Yes, you read that right. The Cavaliers have only won 12 games and the Knicks account for a quarter of them.
But how is that possible? How could a team with Amar'e Stoudemire, Carmelo Anthony and Chauncey Billups lose to a team with Baron Davis and... um... Anthony Parker?
The obvious answer is that in the end, it is better to be great when you play together than be greater as individuals than you are as a collective.
All the arguments that have been made to this point are totally fair. Since LeBron seemingly has no interest in being the next Magic Johnson (which is frigging absurd since it's exactly what his team needs) and Spoelstra hasn't gotten them to agree to any kind of plan, they're stuck at the end of close games trying to wing it when it comes to a final play. And that strategy will lose against strong team defense 100 times out of 100.
Still, it's impossible to ultimately know what's going to happen. History is littered with examples of teams that struggled mightily during the regular season, only to rise up and crush the opposition when the playoffs began. So maybe the Heat are just having a bad regular season and we'll see a much tougher team once the playoffs start.
But this is much easier said than done in the NBA. It's not like baseball or hockey where a team with seemingly no shot discovers a pitcher or goalie has suddenly caught fire and is ready to carry his teammates through. And it's completely unlike football where you only get one game at a time to prove yourself. In the NBA, who you are in the regular season is who you are in the playoffs... plus defense. And that's where the Heat should be worried. Thanks to their hubris, they've seen playoff caliber defense from the elite teams and they have come up lacking time and time again.

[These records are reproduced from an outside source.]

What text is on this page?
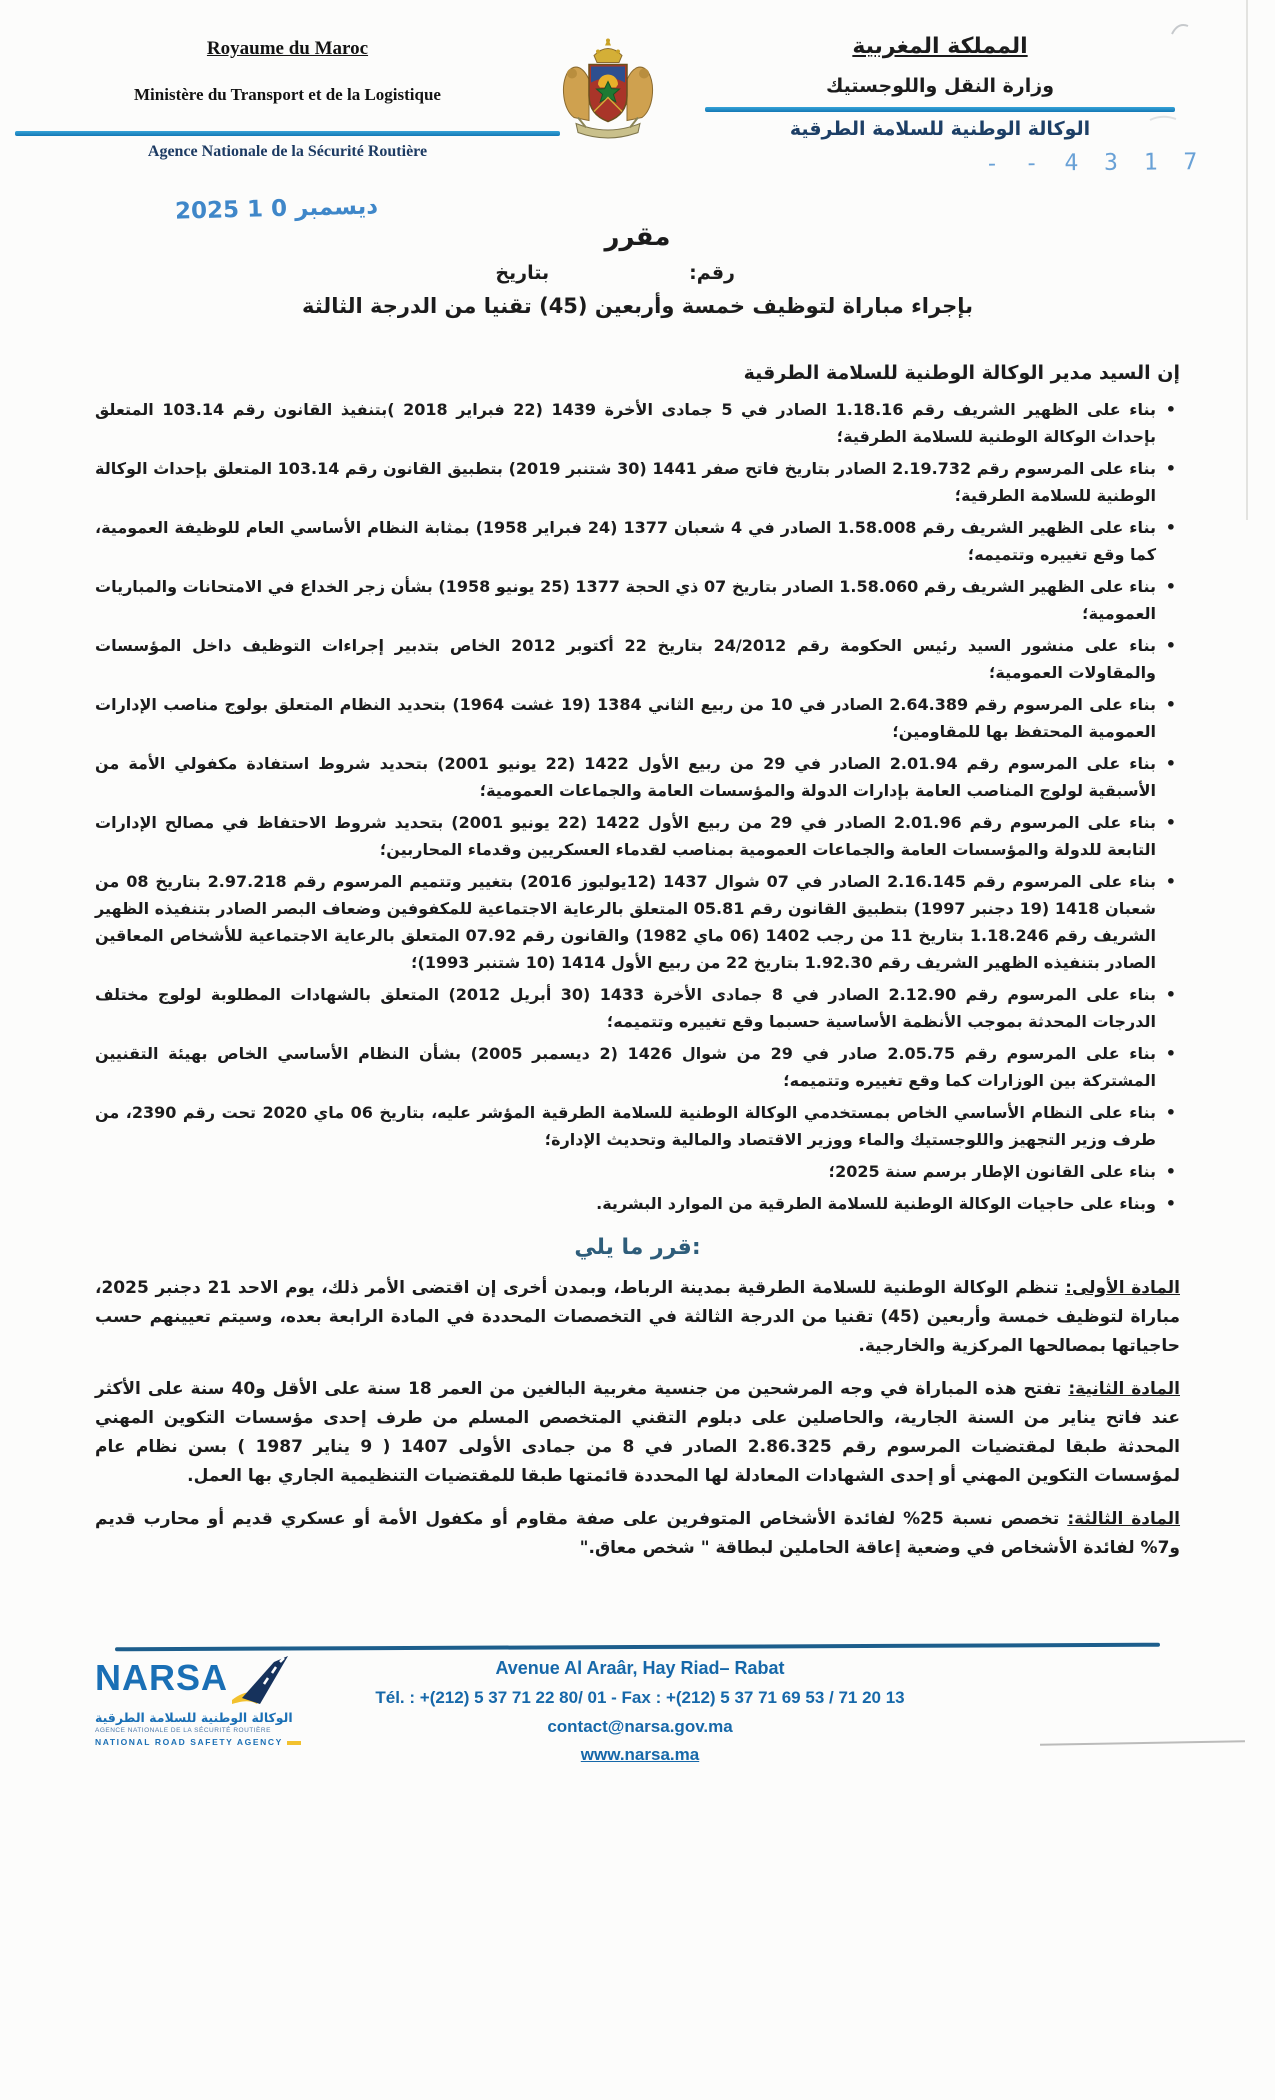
Royaume du Maroc
Ministère du Transport et de la Logistique
Agence Nationale de la Sécurité Routière
المملكة المغربية
وزارة النقل واللوجستيك
الوكالة الوطنية للسلامة الطرقية
- - 4 3 1 7
2025 ديسمبر 0 1
مقرر
رقم:
بتاريخ
بإجراء مباراة لتوظيف خمسة وأربعين (45) تقنيا من الدرجة الثالثة
إن السيد مدير الوكالة الوطنية للسلامة الطرقية
• بناء على الظهير الشريف رقم 1.18.16 الصادر في 5 جمادى الأخرة 1439 (22 فبراير 2018 )بتنفيذ القانون رقم 103.14 المتعلق بإحداث الوكالة الوطنية للسلامة الطرقية؛
• بناء على المرسوم رقم 2.19.732 الصادر بتاريخ فاتح صفر 1441 (30 شتنبر 2019) بتطبيق القانون رقم 103.14 المتعلق بإحداث الوكالة الوطنية للسلامة الطرقية؛
• بناء على الظهير الشريف رقم 1.58.008 الصادر في 4 شعبان 1377 (24 فبراير 1958) بمثابة النظام الأساسي العام للوظيفة العمومية، كما وقع تغييره وتتميمه؛
• بناء على الظهير الشريف رقم 1.58.060 الصادر بتاريخ 07 ذي الحجة 1377 (25 يونيو 1958) بشأن زجر الخداع في الامتحانات والمباريات العمومية؛
• بناء على منشور السيد رئيس الحكومة رقم 24/2012 بتاريخ 22 أكتوبر 2012 الخاص بتدبير إجراءات التوظيف داخل المؤسسات والمقاولات العمومية؛
• بناء على المرسوم رقم 2.64.389 الصادر في 10 من ربيع الثاني 1384 (19 غشت 1964) بتحديد النظام المتعلق بولوج مناصب الإدارات العمومية المحتفظ بها للمقاومين؛
• بناء على المرسوم رقم 2.01.94 الصادر في 29 من ربيع الأول 1422 (22 يونيو 2001) بتحديد شروط استفادة مكفولي الأمة من الأسبقية لولوج المناصب العامة بإدارات الدولة والمؤسسات العامة والجماعات العمومية؛
• بناء على المرسوم رقم 2.01.96 الصادر في 29 من ربيع الأول 1422 (22 يونيو 2001) بتحديد شروط الاحتفاظ في مصالح الإدارات التابعة للدولة والمؤسسات العامة والجماعات العمومية بمناصب لقدماء العسكريين وقدماء المحاربين؛
• بناء على المرسوم رقم 2.16.145 الصادر في 07 شوال 1437 (12يوليوز 2016) بتغيير وتتميم المرسوم رقم 2.97.218 بتاريخ 08 من شعبان 1418 (19 دجنبر 1997) بتطبيق القانون رقم 05.81 المتعلق بالرعاية الاجتماعية للمكفوفين وضعاف البصر الصادر بتنفيذه الظهير الشريف رقم 1.18.246 بتاريخ 11 من رجب 1402 (06 ماي 1982) والقانون رقم 07.92 المتعلق بالرعاية الاجتماعية للأشخاص المعاقين الصادر بتنفيذه الظهير الشريف رقم 1.92.30 بتاريخ 22 من ربيع الأول 1414 (10 شتنبر 1993)؛
• بناء على المرسوم رقم 2.12.90 الصادر في 8 جمادى الأخرة 1433 (30 أبريل 2012) المتعلق بالشهادات المطلوبة لولوج مختلف الدرجات المحدثة بموجب الأنظمة الأساسية حسبما وقع تغييره وتتميمه؛
• بناء على المرسوم رقم 2.05.75 صادر في 29 من شوال 1426 (2 ديسمبر 2005) بشأن النظام الأساسي الخاص بهيئة التقنيين المشتركة بين الوزارات كما وقع تغييره وتتميمه؛
• بناء على النظام الأساسي الخاص بمستخدمي الوكالة الوطنية للسلامة الطرقية المؤشر عليه، بتاريخ 06 ماي 2020 تحت رقم 2390، من طرف وزير التجهيز واللوجستيك والماء ووزير الاقتصاد والمالية وتحديث الإدارة؛
• بناء على القانون الإطار برسم سنة 2025؛
• وبناء على حاجيات الوكالة الوطنية للسلامة الطرقية من الموارد البشرية.
قرر ما يلي:
المادة الأولى: تنظم الوكالة الوطنية للسلامة الطرقية بمدينة الرباط، وبمدن أخرى إن اقتضى الأمر ذلك، يوم الاحد 21 دجنبر 2025، مباراة لتوظيف خمسة وأربعين (45) تقنيا من الدرجة الثالثة في التخصصات المحددة في المادة الرابعة بعده، وسيتم تعيينهم حسب حاجياتها بمصالحها المركزية والخارجية.
المادة الثانية: تفتح هذه المباراة في وجه المرشحين من جنسية مغربية البالغين من العمر 18 سنة على الأقل و40 سنة على الأكثر عند فاتح يناير من السنة الجارية، والحاصلين على دبلوم التقني المتخصص المسلم من طرف إحدى مؤسسات التكوين المهني المحدثة طبقا لمقتضيات المرسوم رقم 2.86.325 الصادر في 8 من جمادى الأولى 1407 ( 9 يناير 1987 ) بسن نظام عام لمؤسسات التكوين المهني أو إحدى الشهادات المعادلة لها المحددة قائمتها طبقا للمقتضيات التنظيمية الجاري بها العمل.
المادة الثالثة: تخصص نسبة 25% لفائدة الأشخاص المتوفرين على صفة مقاوم أو مكفول الأمة أو عسكري قديم أو محارب قديم و7% لفائدة الأشخاص في وضعية إعاقة الحاملين لبطاقة " شخص معاق."
NARSA
الوكالة الوطنية للسلامة الطرقية
AGENCE NATIONALE DE LA SÉCURITÉ ROUTIÈRE
NATIONAL ROAD SAFETY AGENCY
Avenue Al Araâr, Hay Riad– Rabat
Tél. : +(212) 5 37 71 22 80/ 01 - Fax : +(212) 5 37 71 69 53 / 71 20 13
contact@narsa.gov.ma
www.narsa.ma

Sure there will be nights when Dwyane or LeBron will have an offensive explosion that carries the day, but in a 7-game series, that will only take you so far.
And so the best statement I can come up with after all this is, we'll see. We'll see how far the Heat can get this year. But everyone, players, fans, GMs, will be keeping an eye on them. And if they should find their way into the Finals, then for many the point will be proven and the announcement will go out. If you want to compete in the next few years, you better forget about loyalty and find yourself some superfriends. For your sake, I just hope your team doesn't have any superstars you've grown attached to.